Pain after SCI can appear in many forms and is commonly divided into nociceptive or neuropathic pain. The International Association for the Study of Pain defines nociceptive pain as “pain that arises from actual or threatened damage to non-neural tissue and is due to the activation of nociceptors” (International Association for the Study of Pain, 2021). In contrast, the International Association for the Study of Pain defines neuropathic pain as “caused by a lesion or disease of the somatosensory nervous system” that can be related to either the central or peripheral nervous system (International Association for the Study of Pain, 2021). In SCI, neuropathic pain may arise from the territory below the level of neurologic injury, or from the border zone (the region of transition between normal and abnormal sensation). There is no question that pain of all types is a frequent occurrence for adults with SCI, and the institution of effective management strategies remains a challenge.
There has been little formal research regarding pain in pediatric SCI. The literature does provide some insights into the high prevalence of pain for this population, which serves to clearly highlight a need for more information about effective pain management in children with SCI.

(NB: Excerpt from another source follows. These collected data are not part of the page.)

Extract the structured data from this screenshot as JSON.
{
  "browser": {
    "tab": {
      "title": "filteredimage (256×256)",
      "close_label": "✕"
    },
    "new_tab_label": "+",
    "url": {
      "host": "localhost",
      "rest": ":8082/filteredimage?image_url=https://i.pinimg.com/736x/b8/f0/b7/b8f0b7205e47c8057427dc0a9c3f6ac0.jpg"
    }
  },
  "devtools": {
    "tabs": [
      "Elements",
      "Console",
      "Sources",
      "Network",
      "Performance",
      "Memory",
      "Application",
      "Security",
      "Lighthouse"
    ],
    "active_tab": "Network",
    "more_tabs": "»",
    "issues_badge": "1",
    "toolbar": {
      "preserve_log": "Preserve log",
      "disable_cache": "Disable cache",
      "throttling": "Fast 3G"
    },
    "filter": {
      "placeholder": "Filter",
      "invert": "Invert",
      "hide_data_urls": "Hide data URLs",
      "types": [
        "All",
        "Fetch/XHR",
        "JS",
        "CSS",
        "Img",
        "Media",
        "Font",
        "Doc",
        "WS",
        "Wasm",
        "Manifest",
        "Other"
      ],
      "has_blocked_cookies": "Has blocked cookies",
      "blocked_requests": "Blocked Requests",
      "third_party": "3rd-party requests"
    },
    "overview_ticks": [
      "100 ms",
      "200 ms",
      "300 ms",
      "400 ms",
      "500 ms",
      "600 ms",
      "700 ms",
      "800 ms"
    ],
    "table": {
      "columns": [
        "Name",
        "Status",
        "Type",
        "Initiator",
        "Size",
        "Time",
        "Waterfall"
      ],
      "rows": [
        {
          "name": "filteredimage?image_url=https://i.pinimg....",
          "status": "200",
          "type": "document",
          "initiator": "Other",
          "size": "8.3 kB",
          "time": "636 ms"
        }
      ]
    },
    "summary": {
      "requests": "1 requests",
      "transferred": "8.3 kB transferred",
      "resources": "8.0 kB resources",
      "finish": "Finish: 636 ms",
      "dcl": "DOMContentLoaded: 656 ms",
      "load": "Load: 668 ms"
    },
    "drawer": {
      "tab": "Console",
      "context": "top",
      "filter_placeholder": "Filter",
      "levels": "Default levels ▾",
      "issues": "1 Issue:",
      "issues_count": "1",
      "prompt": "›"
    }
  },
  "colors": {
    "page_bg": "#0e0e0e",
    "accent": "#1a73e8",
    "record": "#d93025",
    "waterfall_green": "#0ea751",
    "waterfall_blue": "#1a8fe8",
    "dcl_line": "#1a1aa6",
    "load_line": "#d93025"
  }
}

As is the case with SCI in adults, the prevalence of chronic pain appears to be high in those with SCI incurred in childhood. Among the three studies described above, prevalence of pain in various cohorts of youths with SCI ranged from 65 to 88%. In the observational study by Jan and Wilson (2004), the majority of participants with childhood-onset SCI reported nociceptive rather than neuropathic pain, though this was not specifically delineated in other studies. Therefore, it’s unclear if that observation would apply broadly to the pediatric SCI population.

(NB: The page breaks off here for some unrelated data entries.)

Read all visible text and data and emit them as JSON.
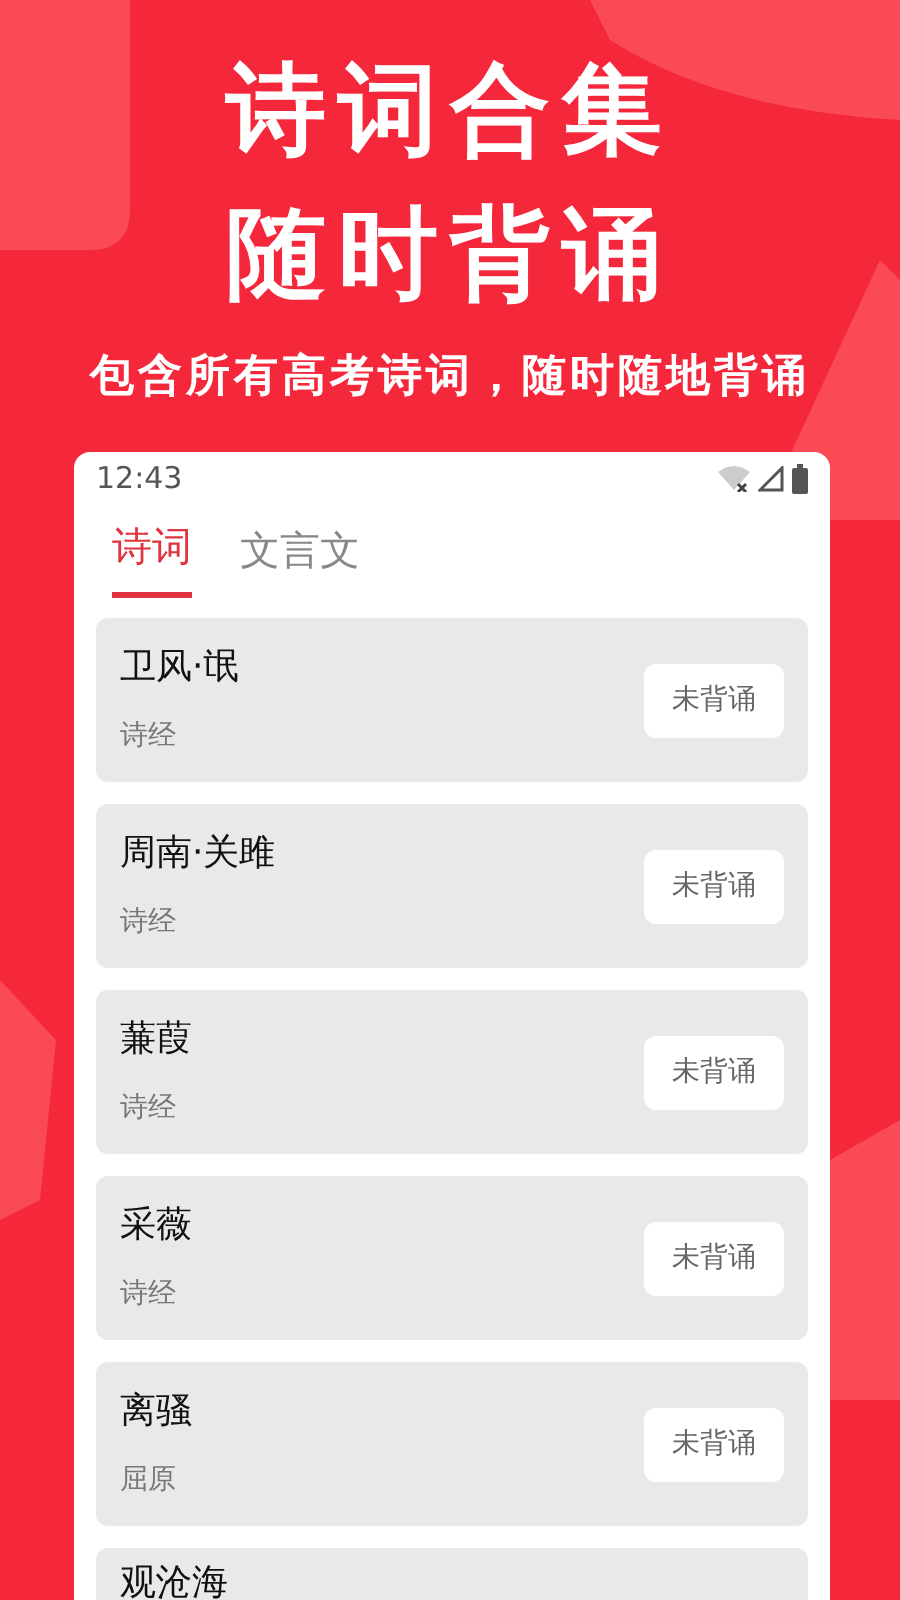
{
  "headline": [
    "诗词合集",
    "随时背诵"
  ],
  "tagline": "包含所有高考诗词，随时随地背诵",
  "status_bar": {
    "time": "12:43"
  },
  "tabs": [
    {
      "label": "诗词",
      "selected": true
    },
    {
      "label": "文言文",
      "selected": false
    }
  ],
  "poems": [
    {
      "title": "卫风·氓",
      "author": "诗经",
      "button": "未背诵"
    },
    {
      "title": "周南·关雎",
      "author": "诗经",
      "button": "未背诵"
    },
    {
      "title": "蒹葭",
      "author": "诗经",
      "button": "未背诵"
    },
    {
      "title": "采薇",
      "author": "诗经",
      "button": "未背诵"
    },
    {
      "title": "离骚",
      "author": "屈原",
      "button": "未背诵"
    },
    {
      "title": "观沧海"
    }
  ]
}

Factors influencing pain prevalence are difficult to conclusively identify. Jan and Wilson (2004) reported that pain prevalence did not vary significantly with age at time of injury, level of injury, or completeness of injury, though patient numbers were small. The one notable exception to this was for visceral pain, which was reported exclusively by individuals with complete injuries. Vogel et al. (2002c) noted that pain in some body regions (shoulder and elbow in particular) was reported more frequently in those with longer duration of injury, while others (ankle and back pain) were not. They also noted that pain overall was more common in Caucasians and those with concomitant spasticity.
Reports of pain interference are somewhat conflicting. Defresne et al. (2003) found that 70% of participants with transverse myelitis who reported pain also described pain interfering with their daily activities. Jan and Wilson (2004), on the other hand, noted that very few patients with pain identified limitations in daily activities or play. Notably, the data presented is limited by small sample sizes and incomplete information regarding SCI characteristics.
There has been no published systematic research regarding specific rehabilitative, pharmacologic, or interventional approaches to pain management for pediatric patients with SCI, representing a significant opportunity for future directions. There is a single case report (Shiwlochan et al. 2020) demonstrating improvement in acute allodynic pain in the immediate post-injury and post-operative stages with ketamine infusion, but the applicability of this information to the overall pediatric SCI population is minimal without further study.